To find out which of the approaches is the best, or at least what each approach was best suited for, I did a series of tests.

### Test #1

The first test is to average a list of 100,000,000 copies of 12345.12345. I picked that number simply because it has a lot of digits of precision, and it is trivial to check for any round-off error. The results are in the table below:

Approach #1 | Approach #2 | Approach #3 | Approach #4 | |
---|---|---|---|---|

Error | 0.0000027762471290 | 0.0000000000000000 | 0.0000000000000000 | 0.0000000000000000 |

Runtime | 259.37 ms | 635.85 ms * | 881.76 ms | 265.32 ms |

Memory | 24 bytes | 24 bytes | 1.600 GB | 240 bytes |

The error and memory usage results are about what I expected, but the runtime measurements were pretty surprising. I expected more of a performance hit on Approach #4, and I did not expect such a large performance hit for the memory usage in Approach #3.

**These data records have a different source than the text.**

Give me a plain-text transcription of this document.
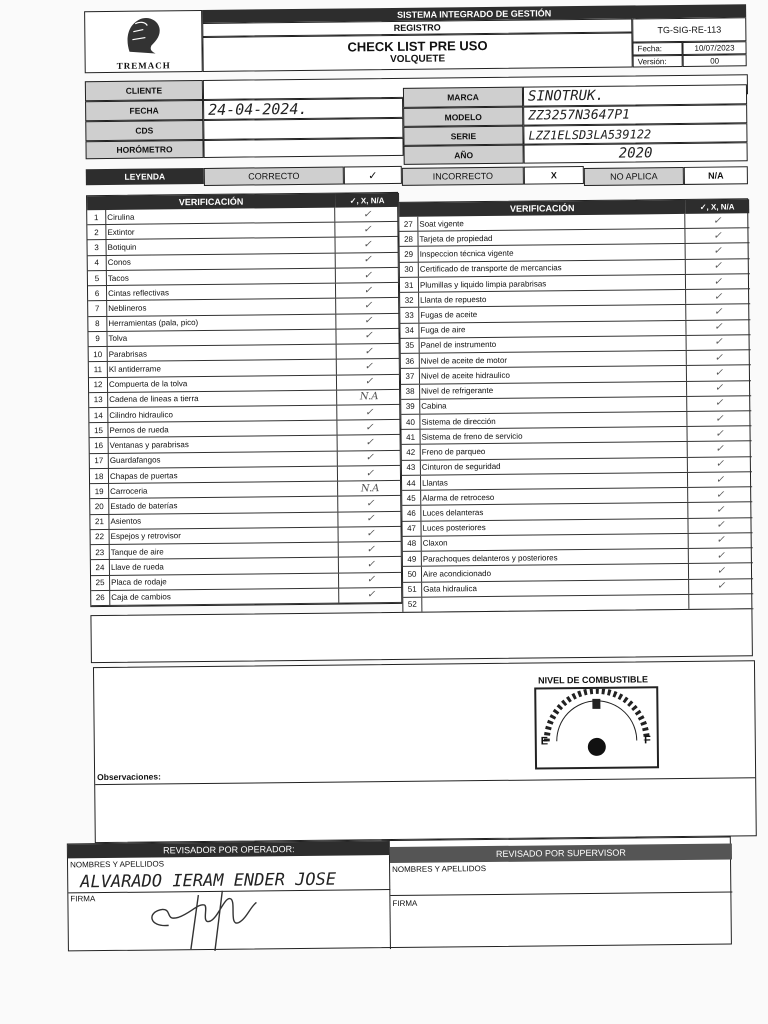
TREMACH
SISTEMA INTEGRADO DE GESTIÓN
REGISTRO
CHECK LIST PRE USO
VOLQUETE
TG-SIG-RE-113
Fecha:	10/07/2023
Versión:	00
CLIENTE
FECHA	24-04-2024.
CDS
HORÓMETRO
MARCA	SINOTRUK.
MODELO	ZZ3257N3647P1
SERIE	LZZ1ELSD3LA539122
AÑO	2020
LEYENDA	CORRECTO	✓	INCORRECTO	X	NO APLICA	N/A
VERIFICACIÓN	✓, X, N/A
1	Cirulina	✓
2	Extintor	✓
3	Botiquin	✓
4	Conos	✓
5	Tacos	✓
6	Cintas reflectivas	✓
7	Neblineros	✓
8	Herramientas (pala, pico)	✓
9	Tolva	✓
10 Parabrisas	✓
11 Kl antiderrame	✓
12 Compuerta de la tolva	✓
13 Cadena de lineas a tierra	N.A
14 Cilindro hidraulico	✓
15 Pernos de rueda	✓
16 Ventanas y parabrisas	✓
17 Guardafangos	✓
18 Chapas de puertas	✓
19 Carroceria	N.A
20 Estado de baterías	✓
21 Asientos	✓
22 Espejos y retrovisor	✓
23 Tanque de aire	✓
24 Llave de rueda	✓
25 Placa de rodaje	✓
26 Caja de cambios	✓
VERIFICACIÓN	✓, X, N/A
27 Soat vigente	✓
28 Tarjeta de propiedad	✓
29 Inspeccion técnica vigente	✓
30 Certificado de transporte de mercancias	✓
31 Plumillas y liquido limpia parabrisas	✓
32 Llanta de repuesto	✓
33 Fugas de aceite	✓
34 Fuga de aire	✓
35 Panel de instrumento	✓
36 Nivel de aceite de motor	✓
37 Nivel de aceite hidraulico	✓
38 Nivel de refrigerante	✓
39 Cabina	✓
40 Sistema de dirección	✓
41 Sistema de freno de servicio	✓
42 Freno de parqueo	✓
43 Cinturon de seguridad	✓
44 Llantas	✓
45 Alarma de retroceso	✓
46 Luces delanteras	✓
47 Luces posteriores	✓
48 Claxon	✓
49 Parachoques delanteros y posteriores	✓
50 Aire acondicionado	✓
51 Gata hidraulica	✓
52
NIVEL DE COMBUSTIBLE
E	F
Observaciones:
REVISADOR POR OPERADOR:	REVISADO POR SUPERVISOR
NOMBRES Y APELLIDOS
ALVARADO IERAM ENDER JOSE
FIRMA
NOMBRES Y APELLIDOS
FIRMA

*The reason for the relative slowness of Approach #2 has something to do with the Visual Studio compiler, as when I tested it with g++ on Linux, Approach #2 was much faster, about the same as Approach #1.

### Test #2

The second test is to average a list of 50,000,000 copies of 0 followed by 50,000,000 copies of 12345.12345 * 2. This is to test the weak point of Approach #2, and see how it compares. The runtime and memory usage is nearly identical, so those results are left off. The results are in the table below:

Approach #1 | Approach #2 | Approach #3 | Approach #4 | |
---|---|---|---|---|

Error | 0.0000046634486352 | 0.0000000021536834 | 0.0000000000000000 | 0.0000000000000000 |

As expected, there is a small amount of error in the result from Approach #2.

### Conclusion

While it is hard to say that one algorithm is the “best”, I think we can say that Approach #3 is definitely the worst of the 4. As for which of the other ones to use, that is more difficult to say. If you are going for the maximum accuracy, especially while using `float`

s, I think the added complexity of Approach #4 is a worthy trade-off. If you just want good accuracy on a large list of numbers and know that your data is relatively uniform, then Approach #2 makes a lot of sense. If you are just trying to get the average cost of 100 items to the nearest cent, please go with Approach #1 :)

Thanks for reading, I hope you found it interesting!